COEFFICIENT DE VARIANCE

MOYENNE DU PRIX DE VENTE RAJUSTÉ DES COMPARABLES
Moyenne17,00 $
Écart-type en dollars3,57 $
Coefficient de variance comme pourcentage de la moyenne21 %

La moyenne du prix de vente rajusté par pied carré d’immeuble est de 17,00 $ et l’écart-type ou la distance autour de la moyenne est de 3,87 $. Ce dernier montant est converti en un pourcentage de la moyenne (21 %). On l’appelle le coefficient de variance. Nous avons commencé avec une différence de 62 % autour du prix de vente par pied carré d’immeuble des ventes et, après tout notre dur travail, nous l’avons ramené à 21 %. Le test no 2 sert à prédire les prix de chaque vente par rapport au prix de vente rajusté en fonction du temps par pied carré d’immeuble pour chaque vente. Voir l’illustration ci-dessous.

TESTS RÉSIDUELS

PdV PAR PI CA DE COMPRABLES (APRÈS TEMPS)252,04 $285,96 $274,93 $198,96 $312,71 $196,53 $
PdV PROJETÉ PAR PI CA D’IMMEUBLE SELON NOTRE INTUITION295,33 $247,07 $283,44 $172,52 $252,54 $312,33 $
DIFFÉRENCE17,18 %13,60 %3,09 %13,28 %19,15 %58,93 %

Les différences entre deux séries de nombres ne sont pas acceptables. La seule qui soit encourageante est celle de l’indice no 3, à 3,09 %. Pour le reste, nous étions loin dans le champ.

SOMMAIRE DE BASE

Nous avons appliqué deux tests au modèle « B », qui indiquent que notre sens intuitif d’essayer de
« réduire » et « expliquer » la variation n’est pas très bon. Dans les deux modèles, nous avons 16 % et
21 % de variation inexpliquée dans le prix de vente par pied carré d’immeuble qui n’est pas imputée. Cela nous dit certainement que notre intuition n’est pas complètement mauvaise, mais pourquoi sommes-nous incapables d’expliquer un plus grand pourcentage de la différence dans les prix de vente par pied carré d’immeuble des ventes ?

Par souci de concision, nous avons pris d’autres décisions intuitives au sujet de nos ventes

qui ont amélioré notre MDC dans le modèle « B ». Elles étaient les suivantes :

  1. D’abord, nous avons constaté qu’il y a une relation inversée entre les prix de vente des comparables et leurs dimensions d’immeuble. Ce n’était pas évident dans le modèle « A ». Voir ci-dessous un diagramme de dispersion des données qui montre cela clairement.

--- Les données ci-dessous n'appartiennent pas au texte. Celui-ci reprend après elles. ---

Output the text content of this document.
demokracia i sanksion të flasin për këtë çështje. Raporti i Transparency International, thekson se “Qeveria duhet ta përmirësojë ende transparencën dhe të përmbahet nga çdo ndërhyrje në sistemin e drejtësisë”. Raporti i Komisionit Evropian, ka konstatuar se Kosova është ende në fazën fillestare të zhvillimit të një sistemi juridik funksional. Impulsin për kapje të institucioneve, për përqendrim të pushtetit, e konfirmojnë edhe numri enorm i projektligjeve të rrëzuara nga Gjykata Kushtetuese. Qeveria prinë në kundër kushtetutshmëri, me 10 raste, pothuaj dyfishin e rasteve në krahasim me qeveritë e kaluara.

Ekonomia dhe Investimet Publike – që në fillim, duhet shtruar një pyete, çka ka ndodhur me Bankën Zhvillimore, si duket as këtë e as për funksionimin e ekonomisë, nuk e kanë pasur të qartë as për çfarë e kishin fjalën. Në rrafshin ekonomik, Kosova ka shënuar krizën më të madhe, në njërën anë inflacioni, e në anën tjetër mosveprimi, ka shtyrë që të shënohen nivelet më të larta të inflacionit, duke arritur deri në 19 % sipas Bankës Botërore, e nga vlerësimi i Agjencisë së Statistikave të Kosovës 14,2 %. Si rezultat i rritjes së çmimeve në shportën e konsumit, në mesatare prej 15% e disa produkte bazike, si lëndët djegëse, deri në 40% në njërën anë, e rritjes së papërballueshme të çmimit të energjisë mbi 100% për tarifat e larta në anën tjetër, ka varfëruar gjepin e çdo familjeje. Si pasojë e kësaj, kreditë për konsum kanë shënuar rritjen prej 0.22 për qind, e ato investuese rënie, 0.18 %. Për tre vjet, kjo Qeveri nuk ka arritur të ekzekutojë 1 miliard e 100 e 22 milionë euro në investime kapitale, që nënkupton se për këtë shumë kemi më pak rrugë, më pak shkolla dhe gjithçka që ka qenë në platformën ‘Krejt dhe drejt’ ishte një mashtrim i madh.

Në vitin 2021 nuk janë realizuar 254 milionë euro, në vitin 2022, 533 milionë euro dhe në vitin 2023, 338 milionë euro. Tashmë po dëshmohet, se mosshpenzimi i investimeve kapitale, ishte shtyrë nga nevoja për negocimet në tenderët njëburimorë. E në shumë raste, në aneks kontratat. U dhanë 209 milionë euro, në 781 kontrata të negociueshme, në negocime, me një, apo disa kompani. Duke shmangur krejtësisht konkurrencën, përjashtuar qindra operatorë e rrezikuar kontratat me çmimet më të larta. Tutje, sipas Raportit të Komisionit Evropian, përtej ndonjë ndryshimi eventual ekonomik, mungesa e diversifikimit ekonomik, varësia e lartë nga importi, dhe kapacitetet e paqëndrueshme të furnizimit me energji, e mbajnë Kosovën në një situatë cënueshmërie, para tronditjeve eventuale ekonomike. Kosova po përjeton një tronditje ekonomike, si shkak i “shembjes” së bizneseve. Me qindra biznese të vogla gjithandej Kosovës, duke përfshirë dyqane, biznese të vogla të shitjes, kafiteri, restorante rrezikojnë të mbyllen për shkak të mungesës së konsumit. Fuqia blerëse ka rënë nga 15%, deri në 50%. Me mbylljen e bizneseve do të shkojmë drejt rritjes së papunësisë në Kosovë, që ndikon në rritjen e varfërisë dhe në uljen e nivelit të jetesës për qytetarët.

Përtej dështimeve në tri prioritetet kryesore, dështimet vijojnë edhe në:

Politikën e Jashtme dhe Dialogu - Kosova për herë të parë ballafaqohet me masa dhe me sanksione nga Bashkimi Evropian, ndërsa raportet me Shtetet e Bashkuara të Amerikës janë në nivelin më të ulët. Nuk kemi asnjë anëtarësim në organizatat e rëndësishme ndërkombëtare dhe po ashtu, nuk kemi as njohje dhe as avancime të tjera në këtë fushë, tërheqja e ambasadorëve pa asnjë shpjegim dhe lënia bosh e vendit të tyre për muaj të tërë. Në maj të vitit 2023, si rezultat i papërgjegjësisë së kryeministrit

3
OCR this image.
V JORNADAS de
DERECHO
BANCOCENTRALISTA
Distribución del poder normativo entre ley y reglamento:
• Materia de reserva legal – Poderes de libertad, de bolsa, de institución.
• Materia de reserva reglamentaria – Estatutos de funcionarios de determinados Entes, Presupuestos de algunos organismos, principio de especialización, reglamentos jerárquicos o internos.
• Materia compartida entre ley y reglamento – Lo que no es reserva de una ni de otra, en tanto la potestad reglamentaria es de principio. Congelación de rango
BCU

Le PQ peut traiter ce phénomène de marché assez facilement. C’est beaucoup plus problématique d’utiliser le format de rajustement standard +/-, meilleur ou pire.

  • Nous avons aussi observé que le sous-sol fini et la dimension du site ne jouaient aucun rôle pour expliquer les différences dans les prix des comparables. Nous les avons simplement supprimés du modèle « B ».
  • Nous avons en outre découvert que les rajustements en fonction du temps que nous avions bien intégrés dans la méthode « A » n’étaient pas corrects après les avoir transposés dans la méthode « B ».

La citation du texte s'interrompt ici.